The same goes for Denis and Margaret Thatcher, though in that case the pair were both such instinctive Tory reactionaries that they agreed on most things anyway. To the extent that Mr Thatcher did have influence, it was a matter of mild curiosity and gentle satire rather than scandal. Denis was sympathetic to apartheid-era South Africa, where he had business interests and friends, and he perhaps influenced his wife in that direction when it came to sanctions in the 1980s.
He thought the BBC, the trade unions and the teaching profession were all infested with communists, and so did she. He backed her in her tussles with powerful figures such as Nigel Lawson and Michael Heseltine. He was partisan. At the end, though, when she was facing a final leadership crisis, he was instrumental in persuading her to resign. Imagine if it got out that Carrie had told Boris the game was up and he ought to quit!
Most prime ministers meet their wives or husbands long before they get to No 10. Many know exactly what they are getting involved in, although Mary Wilson thought she was destined for a quiet life as the wife of an Oxford don when she married Harold. In any case, most pairs are well used to each other by the time they get to Downing Street; but Carrie and Boris have had much less time to develop that same sympathy. Carrie has contacts, causes and interests of her own, and unfortunately for her they are viewed with suspicion by some in her party and in government.
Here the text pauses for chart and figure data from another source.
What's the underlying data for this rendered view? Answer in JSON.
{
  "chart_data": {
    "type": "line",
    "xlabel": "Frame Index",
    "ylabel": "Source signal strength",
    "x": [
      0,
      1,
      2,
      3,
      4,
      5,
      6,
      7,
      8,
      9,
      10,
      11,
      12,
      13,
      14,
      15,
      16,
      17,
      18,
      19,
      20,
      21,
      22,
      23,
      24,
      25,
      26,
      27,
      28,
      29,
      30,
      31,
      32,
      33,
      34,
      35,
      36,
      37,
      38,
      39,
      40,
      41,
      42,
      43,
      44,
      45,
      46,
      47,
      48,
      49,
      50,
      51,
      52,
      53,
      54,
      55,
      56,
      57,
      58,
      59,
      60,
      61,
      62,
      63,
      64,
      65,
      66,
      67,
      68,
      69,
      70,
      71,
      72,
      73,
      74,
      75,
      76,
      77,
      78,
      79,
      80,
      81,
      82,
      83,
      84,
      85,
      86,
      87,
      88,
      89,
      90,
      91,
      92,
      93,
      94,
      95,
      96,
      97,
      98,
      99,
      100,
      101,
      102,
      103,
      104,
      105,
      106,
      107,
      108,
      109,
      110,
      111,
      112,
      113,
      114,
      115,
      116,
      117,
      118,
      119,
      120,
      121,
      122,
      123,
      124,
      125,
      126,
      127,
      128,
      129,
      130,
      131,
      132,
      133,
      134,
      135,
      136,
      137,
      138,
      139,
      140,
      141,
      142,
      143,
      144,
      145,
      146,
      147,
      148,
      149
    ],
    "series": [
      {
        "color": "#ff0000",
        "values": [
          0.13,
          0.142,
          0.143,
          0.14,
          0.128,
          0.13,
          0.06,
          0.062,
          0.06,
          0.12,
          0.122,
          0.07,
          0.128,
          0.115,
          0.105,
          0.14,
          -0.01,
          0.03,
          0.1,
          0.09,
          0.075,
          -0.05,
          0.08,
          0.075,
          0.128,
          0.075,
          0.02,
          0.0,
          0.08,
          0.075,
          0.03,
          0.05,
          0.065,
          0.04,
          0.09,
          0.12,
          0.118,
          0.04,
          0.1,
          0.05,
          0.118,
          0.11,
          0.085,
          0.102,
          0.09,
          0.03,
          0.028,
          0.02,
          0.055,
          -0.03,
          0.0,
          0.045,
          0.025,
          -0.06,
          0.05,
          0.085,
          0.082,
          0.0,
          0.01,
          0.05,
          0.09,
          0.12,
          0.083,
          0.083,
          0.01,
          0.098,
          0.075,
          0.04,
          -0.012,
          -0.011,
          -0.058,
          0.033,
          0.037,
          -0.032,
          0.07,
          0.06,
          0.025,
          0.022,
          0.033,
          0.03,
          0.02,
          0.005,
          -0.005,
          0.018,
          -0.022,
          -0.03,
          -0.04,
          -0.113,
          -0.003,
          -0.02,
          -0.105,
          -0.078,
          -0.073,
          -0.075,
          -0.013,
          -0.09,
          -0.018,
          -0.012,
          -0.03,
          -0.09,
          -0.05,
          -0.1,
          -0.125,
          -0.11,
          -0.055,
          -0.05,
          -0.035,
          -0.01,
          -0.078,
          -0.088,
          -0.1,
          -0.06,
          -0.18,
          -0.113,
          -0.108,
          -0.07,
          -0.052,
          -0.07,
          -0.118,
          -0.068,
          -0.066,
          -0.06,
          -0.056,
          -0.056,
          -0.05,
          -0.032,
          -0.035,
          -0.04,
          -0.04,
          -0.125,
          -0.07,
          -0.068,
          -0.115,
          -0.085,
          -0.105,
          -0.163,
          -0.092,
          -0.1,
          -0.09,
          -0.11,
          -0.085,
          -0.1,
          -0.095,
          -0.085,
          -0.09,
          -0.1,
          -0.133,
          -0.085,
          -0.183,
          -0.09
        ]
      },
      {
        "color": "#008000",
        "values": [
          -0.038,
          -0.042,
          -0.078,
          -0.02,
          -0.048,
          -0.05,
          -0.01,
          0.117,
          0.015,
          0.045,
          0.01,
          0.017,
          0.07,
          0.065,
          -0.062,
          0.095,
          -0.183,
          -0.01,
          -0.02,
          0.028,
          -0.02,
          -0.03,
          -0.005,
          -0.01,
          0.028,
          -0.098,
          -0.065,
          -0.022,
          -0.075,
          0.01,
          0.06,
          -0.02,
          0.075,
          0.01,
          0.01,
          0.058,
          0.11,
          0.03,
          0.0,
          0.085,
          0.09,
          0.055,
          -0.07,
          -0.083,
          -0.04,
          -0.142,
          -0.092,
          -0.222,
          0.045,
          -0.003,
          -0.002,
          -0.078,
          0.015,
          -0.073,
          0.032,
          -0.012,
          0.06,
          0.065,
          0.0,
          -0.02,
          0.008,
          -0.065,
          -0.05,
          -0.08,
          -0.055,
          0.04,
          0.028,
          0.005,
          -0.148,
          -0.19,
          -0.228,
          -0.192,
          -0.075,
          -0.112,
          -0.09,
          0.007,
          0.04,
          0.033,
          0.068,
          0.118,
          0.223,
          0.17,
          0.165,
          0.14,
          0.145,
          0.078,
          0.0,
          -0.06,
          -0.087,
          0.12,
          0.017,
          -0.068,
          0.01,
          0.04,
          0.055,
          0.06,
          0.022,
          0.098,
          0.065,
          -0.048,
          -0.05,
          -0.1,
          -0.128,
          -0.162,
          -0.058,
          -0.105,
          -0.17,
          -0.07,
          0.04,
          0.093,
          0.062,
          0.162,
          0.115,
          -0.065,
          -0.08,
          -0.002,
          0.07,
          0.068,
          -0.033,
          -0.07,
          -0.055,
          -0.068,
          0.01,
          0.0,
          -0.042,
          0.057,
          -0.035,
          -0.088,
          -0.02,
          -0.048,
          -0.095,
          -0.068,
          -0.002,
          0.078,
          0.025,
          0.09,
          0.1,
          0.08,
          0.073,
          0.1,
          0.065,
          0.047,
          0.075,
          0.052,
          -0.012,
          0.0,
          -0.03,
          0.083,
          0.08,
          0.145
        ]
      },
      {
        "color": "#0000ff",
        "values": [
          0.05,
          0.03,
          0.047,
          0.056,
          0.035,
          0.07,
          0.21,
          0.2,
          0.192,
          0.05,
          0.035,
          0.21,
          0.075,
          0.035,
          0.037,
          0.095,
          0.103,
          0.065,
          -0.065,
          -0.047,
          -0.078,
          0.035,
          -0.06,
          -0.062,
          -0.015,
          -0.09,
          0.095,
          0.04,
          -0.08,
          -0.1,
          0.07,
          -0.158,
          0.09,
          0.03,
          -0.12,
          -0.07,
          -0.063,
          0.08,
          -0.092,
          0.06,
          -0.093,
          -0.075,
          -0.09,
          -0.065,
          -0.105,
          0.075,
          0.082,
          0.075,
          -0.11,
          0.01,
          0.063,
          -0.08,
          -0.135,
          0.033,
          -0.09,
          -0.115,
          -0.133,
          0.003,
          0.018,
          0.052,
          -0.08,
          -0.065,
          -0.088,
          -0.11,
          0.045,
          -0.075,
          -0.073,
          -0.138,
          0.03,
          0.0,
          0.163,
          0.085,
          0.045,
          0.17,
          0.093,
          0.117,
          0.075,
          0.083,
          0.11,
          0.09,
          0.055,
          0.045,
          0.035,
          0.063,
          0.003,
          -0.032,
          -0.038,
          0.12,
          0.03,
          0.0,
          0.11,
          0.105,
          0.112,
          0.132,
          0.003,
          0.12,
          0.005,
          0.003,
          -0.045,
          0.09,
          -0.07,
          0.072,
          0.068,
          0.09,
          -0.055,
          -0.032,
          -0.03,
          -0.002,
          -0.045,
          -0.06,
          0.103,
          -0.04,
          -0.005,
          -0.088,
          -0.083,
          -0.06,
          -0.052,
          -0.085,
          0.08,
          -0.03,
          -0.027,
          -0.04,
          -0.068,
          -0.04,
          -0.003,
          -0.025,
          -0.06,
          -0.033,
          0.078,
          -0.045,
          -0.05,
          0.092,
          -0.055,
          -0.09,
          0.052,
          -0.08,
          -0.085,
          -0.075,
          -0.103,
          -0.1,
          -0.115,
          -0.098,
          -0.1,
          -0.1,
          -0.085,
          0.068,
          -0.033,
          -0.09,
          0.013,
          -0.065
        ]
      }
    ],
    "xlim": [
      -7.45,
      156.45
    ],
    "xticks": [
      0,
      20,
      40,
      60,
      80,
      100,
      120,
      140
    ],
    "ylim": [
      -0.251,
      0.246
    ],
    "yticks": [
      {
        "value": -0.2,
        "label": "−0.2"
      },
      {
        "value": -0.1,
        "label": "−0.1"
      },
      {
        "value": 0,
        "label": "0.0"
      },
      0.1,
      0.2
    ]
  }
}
Far better, in that sense, for Carrie to stick to charity work or a non-political business activity, as Sarah Brown and Samantha Cameron did – but why should she? She’s not a lobbyist. She’s not on staff. Nor is any husband or wife of a prime minister, but they are central to the life of their spouse, and they will make a difference to it.
The only prime minister not to have had to worry about their other half’s opinions, or what the press thought about his or her behaviour, was Ted Heath, the lifelong batchelor. Once when Heath was prime minister, or so the story goes, his arch-rival Wilson was walking past No 10 of an evening and looked up at the light on in the flat. Wilson reflected on how lonely poor old Ted must be up there, playing his piano, with no one to share the burdens of a long, wearisome day.
By the same token, Carrie doesn’t seem to be given much credit for the sacrifices she makes and the support she gives to her husband. You may recall the coverage of the infamous row the Johnsons had in her flat in June 2019, before Boris became PM, when the police had to be called. Apparently, he told her to “get off my f**king laptop”, and she told him: “You just don’t care for anything because you’re spoilt. You have no care for money or anything.” Living with Mr Johnson is a type of high-pressure public service, if you think about it. It can’t be easy.